Taiwan’s domain-name market remains underdeveloped because most companies see little value in investing in domain names that can help market their products, a local market researcher said yesterday.
The government should play a role in promoting Taiwan’s domain-name market, which could attract more firms to provide online services and thus boost local server and telecom equipment businesses, the National Information Infrastructure Enterprise Promotion Association (NII) said.
POTENTIAL
“Taiwan should catch up in the maturing domain-name market because its potential market size is considerable,” NII chief executive officer Wu Kuo-wei (吳國維) told a forum.
Citing studies conducted by the association, Wu said the nation’s total addressable domain-name market is estimated to be US$39.75 million, which is about 1 percent of the global market.
LITTLE DEMAND
However, since the Taiwan Network Information Center started operating in 1999, only about 600,000 applications were filed from Taiwanese companies or government agencies to the nonprofit institution for domain names, he added.
Because each individual, company or government agency only pays the center a domain-name application fee of NT$800 (US$26.37) — less than the average of US$15 in the global market — Taiwan’s domain-name market has expanded to NT$480 million in market value, “a size that is just too small,” Wu said.
“The issue [that the country’s domain-name market is underdeveloped] should be discussed, but the problem is that no government official is willing to take the responsibility,” Wu said.
ECONOMIC BOOST
Wu said the domain-name market, if well-developed, can help drive the country’s economy, because companies having bid for their favorite domain names tend to offer online services to avoid their Web space from being wasted, which require Web-hosting service providers to set up servers or even data centers for the operation of each Web site.

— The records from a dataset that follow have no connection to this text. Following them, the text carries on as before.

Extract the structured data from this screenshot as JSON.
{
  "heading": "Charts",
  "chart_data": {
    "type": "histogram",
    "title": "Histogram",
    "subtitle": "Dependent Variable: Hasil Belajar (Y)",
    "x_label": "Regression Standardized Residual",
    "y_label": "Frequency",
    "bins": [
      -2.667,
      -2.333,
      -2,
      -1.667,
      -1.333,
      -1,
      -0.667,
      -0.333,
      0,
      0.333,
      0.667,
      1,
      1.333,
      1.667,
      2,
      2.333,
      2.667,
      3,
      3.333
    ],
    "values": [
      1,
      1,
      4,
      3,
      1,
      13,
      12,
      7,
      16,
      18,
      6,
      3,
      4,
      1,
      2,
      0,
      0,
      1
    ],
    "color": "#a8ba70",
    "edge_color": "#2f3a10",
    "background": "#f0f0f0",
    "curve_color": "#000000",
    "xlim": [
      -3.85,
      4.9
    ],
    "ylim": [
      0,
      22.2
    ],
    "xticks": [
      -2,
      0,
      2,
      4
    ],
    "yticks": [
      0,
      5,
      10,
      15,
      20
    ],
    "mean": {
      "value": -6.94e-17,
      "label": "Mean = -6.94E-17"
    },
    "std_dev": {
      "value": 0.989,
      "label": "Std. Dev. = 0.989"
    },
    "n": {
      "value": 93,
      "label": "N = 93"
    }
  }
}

Those online services vary from e-mail services and ad-posting services to providing an e-commerce marketplace, Wu said.
BENEFIT
An easy-to-remember domain name can also help increase people’s awareness of a company’s brandnames, as well as their products, he added.
“The government cannot demand that companies register for domain names so it can make money, but it should certainly propose solutions to promote the market,” said an official from the National Communications Commission who declined to be named.
The commission official’s statement referred to companies that bid for specific domain names with an eye to selling them at a profit based on speculation that the names’ market values would soar because of qualities such as uniqueness and simplicity.
“The problem lies in the fact that the country’s Internet infrastructure is not advanced enough,” National Taiwan University’s Graduate Institute of National Development professor Liu Ching-yi (劉靜怡) said regarding the nation’s underdeveloped domain-name market.
4G SERVICES
“Finally, we see some telecom operators have begun installing networking equipment for 4G services,” Liu said.
“However, if the macro-environment [wireless Internet access speed] remains slow, who would be interested in bidding for domain names?” he said.